There are several limitations of our study. SRC was diagnosed by clinical data only, and results of kidney pathology, as suggested by Hoa, et al, were not available to fully ascertain the diagnosis. When the registry was founded in 2003, no generally accepted, standardized definition for SRC was available. We strongly support the idea of a uniform standardized definition for SRC, as published in 2017 by Hoa, et al25. Data obtained within the registry did not allow differentiating patients with normotensive SRC from hypertensive SRC. Further, anti-RNAP was not measured in all patients, which was presumably because of reduced availability and cost restraints. Finally, the (fortunately) low number of events in this large cohort limited statistical analysis.
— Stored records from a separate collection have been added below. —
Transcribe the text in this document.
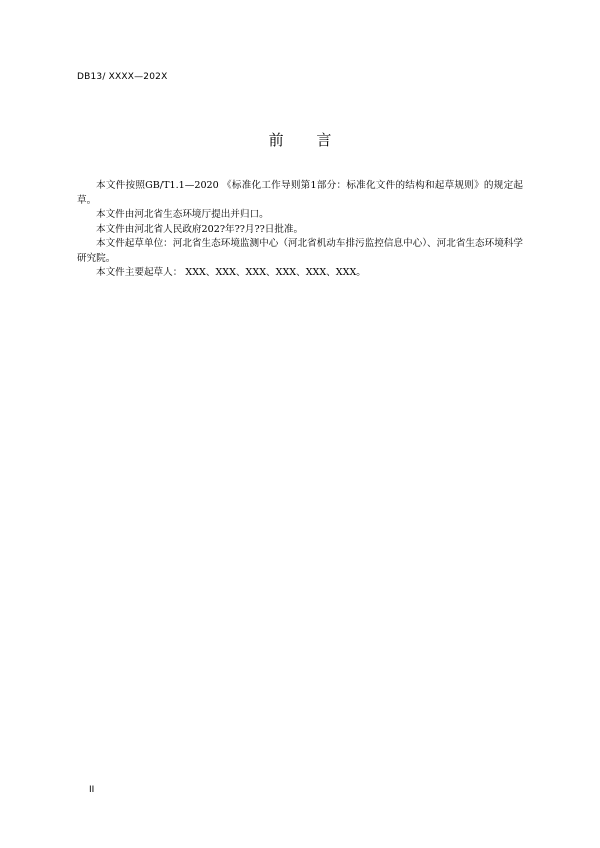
DB13/ XXXX—202X
前 言

本文件按照GB/T1.1—2020 《标准化工作导则第1部分：标准化文件的结构和起草规则》的规定起草。

本文件由河北省生态环境厅提出并归口。

本文件由河北省人民政府202?年??月??日批准。

本文件起草单位：河北省生态环境监测中心（河北省机动车排污监控信息中心）、河北省生态环境科学研究院。

本文件主要起草人： XXX、XXX、XXX、XXX、XXX、XXX。

II
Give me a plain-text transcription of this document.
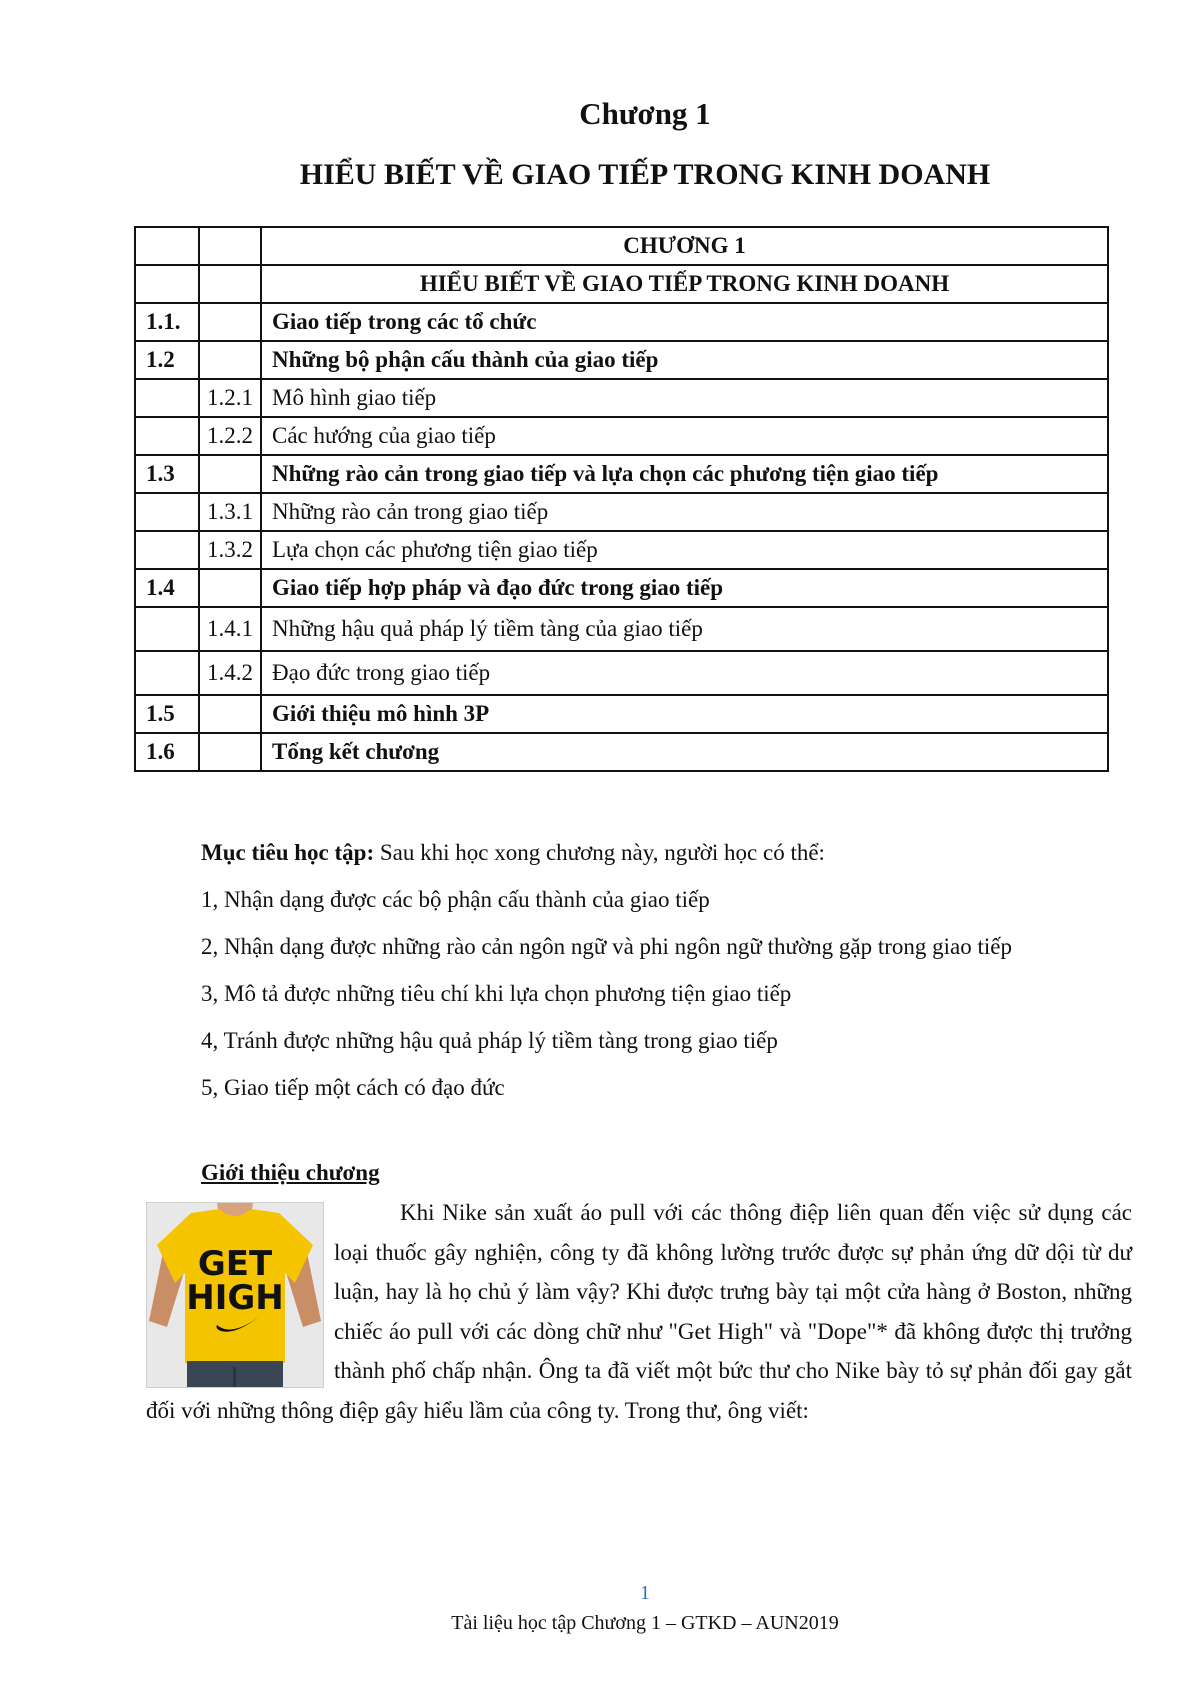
Chương 1
HIỂU BIẾT VỀ GIAO TIẾP TRONG KINH DOANH
		CHƯƠNG 1
		HIỂU BIẾT VỀ GIAO TIẾP TRONG KINH DOANH
1.1.		Giao tiếp trong các tổ chức
1.2		Những bộ phận cấu thành của giao tiếp
	1.2.1	Mô hình giao tiếp
	1.2.2	Các hướng của giao tiếp
1.3		Những rào cản trong giao tiếp và lựa chọn các phương tiện giao tiếp
	1.3.1	Những rào cản trong giao tiếp
	1.3.2	Lựa chọn các phương tiện giao tiếp
1.4		Giao tiếp hợp pháp và đạo đức trong giao tiếp
	1.4.1	Những hậu quả pháp lý tiềm tàng của giao tiếp
	1.4.2	Đạo đức trong giao tiếp
1.5		Giới thiệu mô hình 3P
1.6		Tổng kết chương

Mục tiêu học tập: Sau khi học xong chương này, người học có thể:

1, Nhận dạng được các bộ phận cấu thành của giao tiếp

2, Nhận dạng được những rào cản ngôn ngữ và phi ngôn ngữ thường gặp trong giao tiếp

3, Mô tả được những tiêu chí khi lựa chọn phương tiện giao tiếp

4, Tránh được những hậu quả pháp lý tiềm tàng trong giao tiếp

5, Giao tiếp một cách có đạo đức

Giới thiệu chương

Khi Nike sản xuất áo pull với các thông điệp liên quan đến việc sử dụng các loại thuốc gây nghiện, công ty đã không lường trước được sự phản ứng dữ dội từ dư luận, hay là họ chủ ý làm vậy? Khi được trưng bày tại một cửa hàng ở Boston, những chiếc áo pull với các dòng chữ như "Get High" và "Dope"* đã không được thị trưởng thành phố chấp nhận. Ông ta đã viết một bức thư cho Nike bày tỏ sự phản đối gay gắt đối với những thông điệp gây hiểu lầm của công ty. Trong thư, ông viết:

GET
HIGH
1
Tài liệu học tập Chương 1 – GTKD – AUN2019
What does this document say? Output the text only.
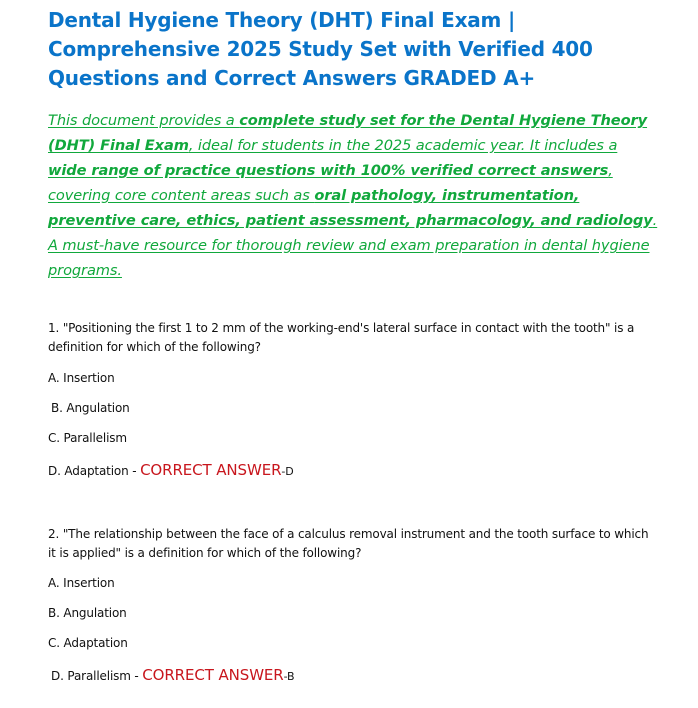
Dental Hygiene Theory (DHT) Final Exam | Comprehensive 2025 Study Set with Verified 400 Questions and Correct Answers GRADED A+
This document provides a complete study set for the Dental Hygiene Theory (DHT) Final Exam, ideal for students in the 2025 academic year. It includes a wide range of practice questions with 100% verified correct answers, covering core content areas such as oral pathology, instrumentation, preventive care, ethics, patient assessment, pharmacology, and radiology. A must-have resource for thorough review and exam preparation in dental hygiene programs.
1. "Positioning the first 1 to 2 mm of the working-end's lateral surface in contact with the tooth" is a definition for which of the following?
A. Insertion
B. Angulation
C. Parallelism
D. Adaptation - CORRECT ANSWER-D
2. "The relationship between the face of a calculus removal instrument and the tooth surface to which it is applied" is a definition for which of the following?
A. Insertion
B. Angulation
C. Adaptation
D. Parallelism - CORRECT ANSWER-B
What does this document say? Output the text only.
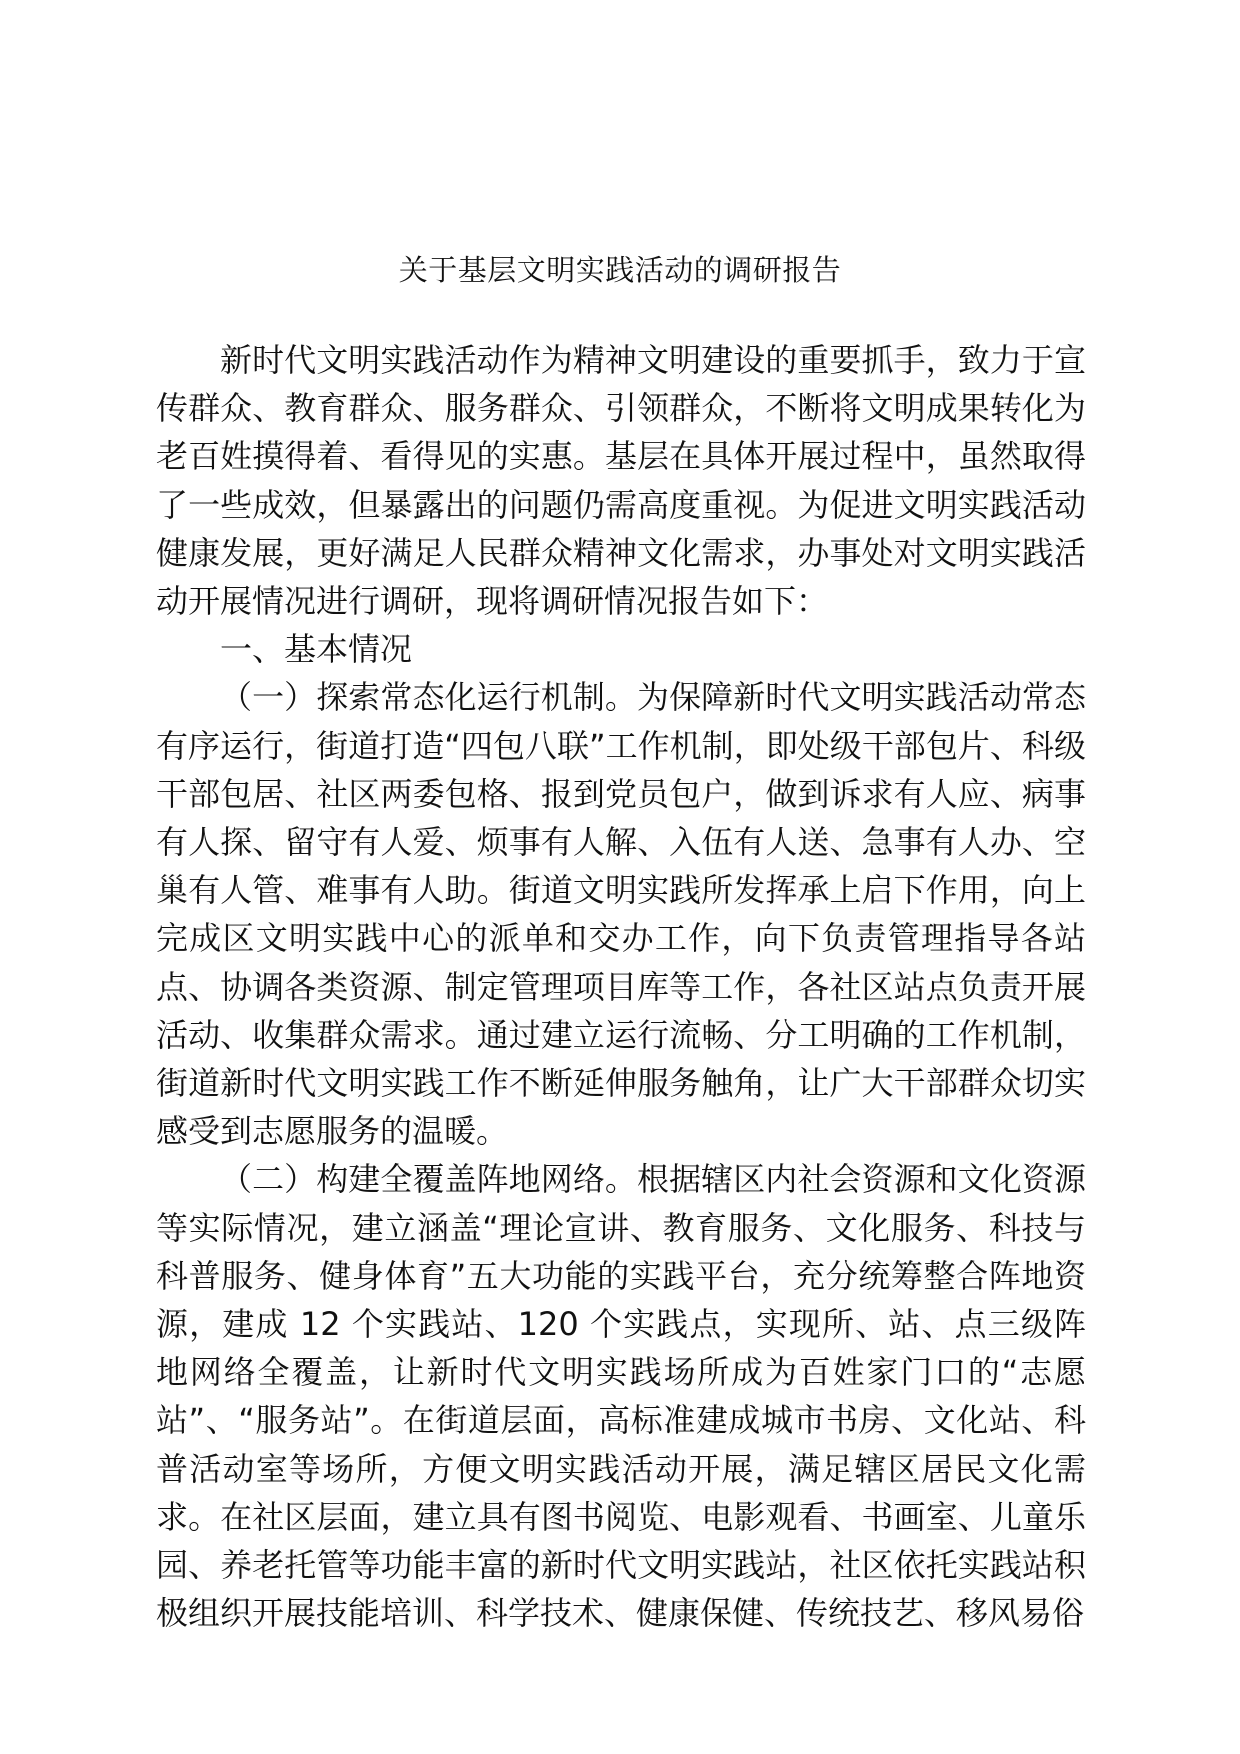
关于基层文明实践活动的调研报告

新时代文明实践活动作为精神文明建设的重要抓手，致力于宣传群众、教育群众、服务群众、引领群众，不断将文明成果转化为老百姓摸得着、看得见的实惠。基层在具体开展过程中，虽然取得了一些成效，但暴露出的问题仍需高度重视。为促进文明实践活动健康发展，更好满足人民群众精神文化需求，办事处对文明实践活动开展情况进行调研，现将调研情况报告如下：

一、基本情况

（一）探索常态化运行机制。为保障新时代文明实践活动常态有序运行，街道打造“四包八联”工作机制，即处级干部包片、科级干部包居、社区两委包格、报到党员包户，做到诉求有人应、病事有人探、留守有人爱、烦事有人解、入伍有人送、急事有人办、空巢有人管、难事有人助。街道文明实践所发挥承上启下作用，向上完成区文明实践中心的派单和交办工作，向下负责管理指导各站点、协调各类资源、制定管理项目库等工作，各社区站点负责开展活动、收集群众需求。通过建立运行流畅、分工明确的工作机制，街道新时代文明实践工作不断延伸服务触角，让广大干部群众切实感受到志愿服务的温暖。

（二）构建全覆盖阵地网络。根据辖区内社会资源和文化资源等实际情况，建立涵盖“理论宣讲、教育服务、文化服务、科技与科普服务、健身体育”五大功能的实践平台，充分统筹整合阵地资源，建成 12 个实践站、120 个实践点，实现所、站、点三级阵地网络全覆盖，让新时代文明实践场所成为百姓家门口的“志愿站”、“服务站”。在街道层面，高标准建成城市书房、文化站、科普活动室等场所，方便文明实践活动开展，满足辖区居民文化需求。在社区层面，建立具有图书阅览、电影观看、书画室、儿童乐园、养老托管等功能丰富的新时代文明实践站，社区依托实践站积极组织开展技能培训、科学技术、健康保健、传统技艺、移风易俗
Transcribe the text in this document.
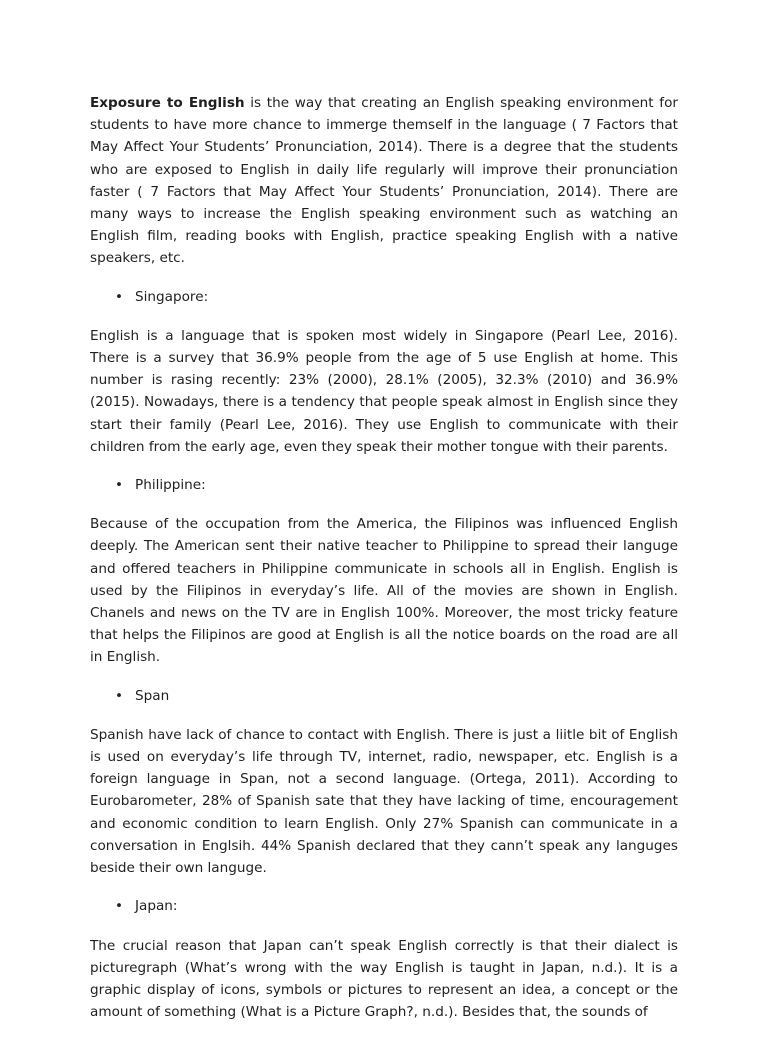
Exposure to English is the way that creating an English speaking environment for students to have more chance to immerge themself in the language ( 7 Factors that May Affect Your Students’ Pronunciation, 2014). There is a degree that the students who are exposed to English in daily life regularly will improve their pronunciation faster ( 7 Factors that May Affect Your Students’ Pronunciation, 2014). There are many ways to increase the English speaking environment such as watching an English film, reading books with English, practice speaking English with a native speakers, etc.

• Singapore:

English is a language that is spoken most widely in Singapore (Pearl Lee, 2016). There is a survey that 36.9% people from the age of 5 use English at home. This number is rasing recently: 23% (2000), 28.1% (2005), 32.3% (2010) and 36.9% (2015). Nowadays, there is a tendency that people speak almost in English since they start their family (Pearl Lee, 2016). They use English to communicate with their children from the early age, even they speak their mother tongue with their parents.

• Philippine:

Because of the occupation from the America, the Filipinos was influenced English deeply. The American sent their native teacher to Philippine to spread their languge and offered teachers in Philippine communicate in schools all in English. English is used by the Filipinos in everyday’s life. All of the movies are shown in English. Chanels and news on the TV are in English 100%. Moreover, the most tricky feature that helps the Filipinos are good at English is all the notice boards on the road are all in English.

• Span

Spanish have lack of chance to contact with English. There is just a liitle bit of English is used on everyday’s life through TV, internet, radio, newspaper, etc. English is a foreign language in Span, not a second language. (Ortega, 2011). According to Eurobarometer, 28% of Spanish sate that they have lacking of time, encouragement and economic condition to learn English. Only 27% Spanish can communicate in a conversation in Englsih. 44% Spanish declared that they cann’t speak any languges beside their own languge.

• Japan:

The crucial reason that Japan can’t speak English correctly is that their dialect is picturegraph (What’s wrong with the way English is taught in Japan, n.d.). It is a graphic display of icons, symbols or pictures to represent an idea, a concept or the amount of something (What is a Picture Graph?, n.d.). Besides that, the sounds of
The data presented show that SRC has become a rare complication of SSc and recent development of proteinuria and HTN, as well as positive RNAP, are the strongest risk factors for SRC.
Acknowledgment
We gratefully acknowledge the work of Ebru Keser, Mona Ahrazoglu, Doreen Belz, Behrus Darvishan, Diana Knuth-Rehr, and Gabriele Browne at the central office in keeping the network going.
Footnotes
This study was supported by a grant of the German Federal Ministry of Education and Research (BMBF; 01GM0310 NH, TK; 01GM0631 CS) and the Edith-Busch-Foundation. The work of P. Moinzadeh was supported by “Koeln Fortune” (155/2014) and “Deutsche Stiftung Sklerodermie” (3649/0096/31) grants.
- Accepted for publication March 6, 2019.